Under this scheme, government employees will have to contribute 10 percent of their basic salary and dearness allowance (DA), while the government will also contribute 18.5 percent. Apart from this, there will also be a separate pool fund under UPS, in which the government will contribute an additional 8.5 percent. In such a situation, 50 percent of the last salary of central employees will be given as a pension.
Employees will get these benefits
Let us tell you that under this scheme, employees who complete 10 to 25 years of service will be given proportional pension. At the same time, if unfortunately an employee dies, then 60 percent of the pension will be given to his family. Apart from this, a lump sum amount is also given along with gratuity on the retirement of the employee. It is worth noting that employees who have completed at least 10 years of their job will be given a minimum of Rs 10,000 every month as a pension.

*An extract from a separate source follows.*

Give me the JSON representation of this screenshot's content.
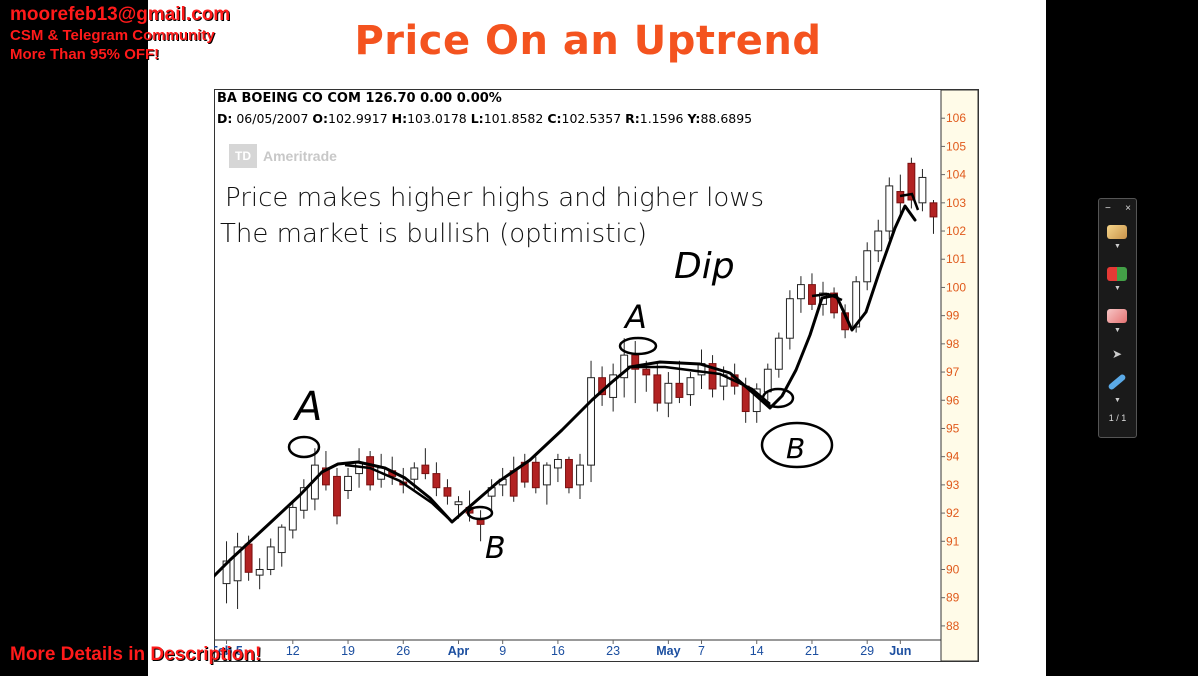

Employees who retired before UPS was implemented can also avail of the benefits
It is worth noting that employees who have completed at least 10 years of their job will be given a minimum of Rs 10,000 every month as a pension. At the same time, employees retiring after completing 25 years of service will be eligible for pension payment from the estimated retirement age. Apart from this, employees who retired before the implementation of this scheme can also avail of its benefits. They will be paid pension along with the arrears of the previous period by calculating it based on interest rates of the Public Provident Fund (PPF).